Linge Sale.

Idée directrice :Le 334 de la rue Thomas Disch est un petit immeuble résidentiel dans lequel cohabitent plusieurs voisins. Racontez l’un de ces habitants de l’immeuble. Le contexte était imposé par le premier texte qui le situait au Purgatoire, et l’argot y avait une belle place.


J’le sens bien qu’il me regarde. Il m’épie d’son dernier étage. Pourtant, l’est pas venu pour moi, j’le sais bien. J’ai eu vent qu’c’était pour l’médecin qui créchait là depuis quelques semaines déjà. Enfin, j’sais plus trop combien ça fait qu’il est là. On perd la notion du temps ici bas, enfin dans l’entre deux quoi. On flotte dans l’espace. On flotte dans l’temps. On perd vite pied. On s’habitue, j’crois bien. Des fois, j’regarde l’horloge universelle. D’jà trente années que j’pêche dans le Fleuve. Enfin, j’pêche pas vraiment. C’est ce que pensent les gens, ceux qui s’arrêtent pas m’causer un bout. Ceux qui m’observent du coin de l’œil. M’enfin, j’leur en veux pas. Sont perturbés ceux qu’arrivent ici. Forcément, être mort, ça fout un d’ces chocs ! Non, j’fais rien qu’passer le temps. Et puis pêcher ici, quelle drôle d’idée qu’ils ont là. On pêche déjà assez sur Terre ! Quelle ironie. Fin c’est vrai qu’avec ma canne, ils peuvent se tromper. Mais, j’mets pas d’hameçon sur mon fil. C’est juste pour jouer dans les vagues. J’voudrais certainement pas abîmer les âmes. Personne ne mérite ça. Même les pires criminels. Enfin, ça c’est ce que j’ai appris en restant ici. J’en ai vu du beau monde.

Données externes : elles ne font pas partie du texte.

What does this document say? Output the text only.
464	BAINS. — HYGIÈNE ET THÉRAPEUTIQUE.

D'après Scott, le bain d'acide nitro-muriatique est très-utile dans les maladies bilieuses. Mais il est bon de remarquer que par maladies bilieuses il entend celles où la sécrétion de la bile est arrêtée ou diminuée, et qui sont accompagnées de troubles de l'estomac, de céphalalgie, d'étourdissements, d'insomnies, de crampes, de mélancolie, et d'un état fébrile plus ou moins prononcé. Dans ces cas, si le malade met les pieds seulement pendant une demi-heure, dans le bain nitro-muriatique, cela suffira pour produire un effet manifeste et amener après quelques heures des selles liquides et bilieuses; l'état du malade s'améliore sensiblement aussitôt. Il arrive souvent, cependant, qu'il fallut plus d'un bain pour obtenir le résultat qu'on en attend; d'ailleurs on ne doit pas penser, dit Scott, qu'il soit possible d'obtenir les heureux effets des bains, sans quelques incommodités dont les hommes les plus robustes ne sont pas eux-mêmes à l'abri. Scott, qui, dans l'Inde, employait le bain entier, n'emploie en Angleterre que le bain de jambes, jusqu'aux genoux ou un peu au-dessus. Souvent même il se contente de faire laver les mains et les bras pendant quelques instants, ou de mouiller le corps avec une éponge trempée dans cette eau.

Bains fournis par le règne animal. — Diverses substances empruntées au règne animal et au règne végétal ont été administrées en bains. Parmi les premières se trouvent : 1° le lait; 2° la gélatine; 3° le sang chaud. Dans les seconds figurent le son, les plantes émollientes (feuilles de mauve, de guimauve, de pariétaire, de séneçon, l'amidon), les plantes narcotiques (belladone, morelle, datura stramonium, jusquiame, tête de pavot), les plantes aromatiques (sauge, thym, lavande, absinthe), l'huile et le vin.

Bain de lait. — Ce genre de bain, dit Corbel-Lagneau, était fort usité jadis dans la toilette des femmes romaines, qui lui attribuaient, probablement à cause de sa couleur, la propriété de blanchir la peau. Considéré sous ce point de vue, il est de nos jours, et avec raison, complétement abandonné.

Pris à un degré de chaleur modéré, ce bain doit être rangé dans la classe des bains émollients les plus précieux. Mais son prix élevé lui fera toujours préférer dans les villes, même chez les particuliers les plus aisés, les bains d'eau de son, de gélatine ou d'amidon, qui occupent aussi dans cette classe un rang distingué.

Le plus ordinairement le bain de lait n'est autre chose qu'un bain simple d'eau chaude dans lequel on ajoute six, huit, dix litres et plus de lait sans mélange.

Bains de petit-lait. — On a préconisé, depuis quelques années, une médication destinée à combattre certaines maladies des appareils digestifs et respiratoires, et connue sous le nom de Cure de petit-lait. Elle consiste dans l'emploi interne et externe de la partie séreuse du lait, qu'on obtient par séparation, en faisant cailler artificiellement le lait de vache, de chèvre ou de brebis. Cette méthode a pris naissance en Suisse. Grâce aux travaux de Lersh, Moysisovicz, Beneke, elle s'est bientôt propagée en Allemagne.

Enfin, j’ai surtout vu de sales histoires se terminer au 334 rue Thomas Disch, mais toujours sur un fond de piano bluesy… De bien tristes histoires agrémentées d’une si belle symphonie…

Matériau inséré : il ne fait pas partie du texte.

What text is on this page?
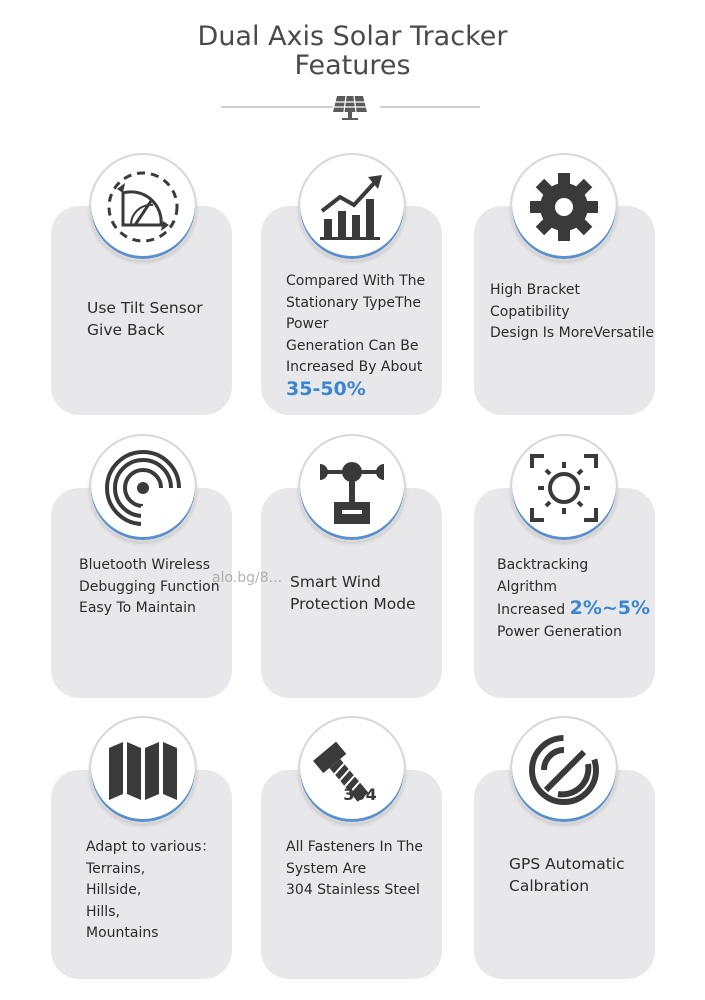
Dual Axis Solar Tracker
Features
Use Tilt Sensor
Give Back
Compared With The
Stationary TypeThe
Power
Generation Can Be
Increased By About
35-50%
High Bracket
Copatibility
Design Is MoreVersatile
Bluetooth Wireless
Debugging Function
Easy To Maintain
Smart Wind
Protection Mode
Backtracking
Algrithm
Increased 2%~5%
Power Generation
Adapt to various：
Terrains,
Hillside,
Hills,
Mountains
304
All Fasteners In The
System Are
304 Stainless Steel
GPS Automatic
Calbration
alo.bg/8...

D’ailleurs, ce méd’cin-là, il a une belle gueule mais il a un peu trop abimé celle de son flic dans l’accident. Un peu trop occupés à boire et écouter la musique à fond dans la voiture. Ils avaient l’air de bien s’amuser. Ils riaient aux éclats quelques secondes avant de débarquer ici. Ils sont morts unis. Est-ce une joie de savoir ça ? Est-ce une joie lorsqu’on sait que… Tiens, j’entends un cri de l’autre côté du bâtiment. Elle a dû apprendre qu’elle partirait seule vers la Lumière. C’est le Maître qui doit être content. ‘L a gagné une âme de plus dans son brasier. Le Passeur va devoir passer à l’acte. Il pensait surement qu’il pourrait rester un peu plus, en profiter pour me hanter. Me tenter, mais non. Un esclandre n’est jamais bon par ici. Aussitôt arrivé, aussitôt reparti. Tant mieux. Fin j’aurais bien droit à mon p’tit mot…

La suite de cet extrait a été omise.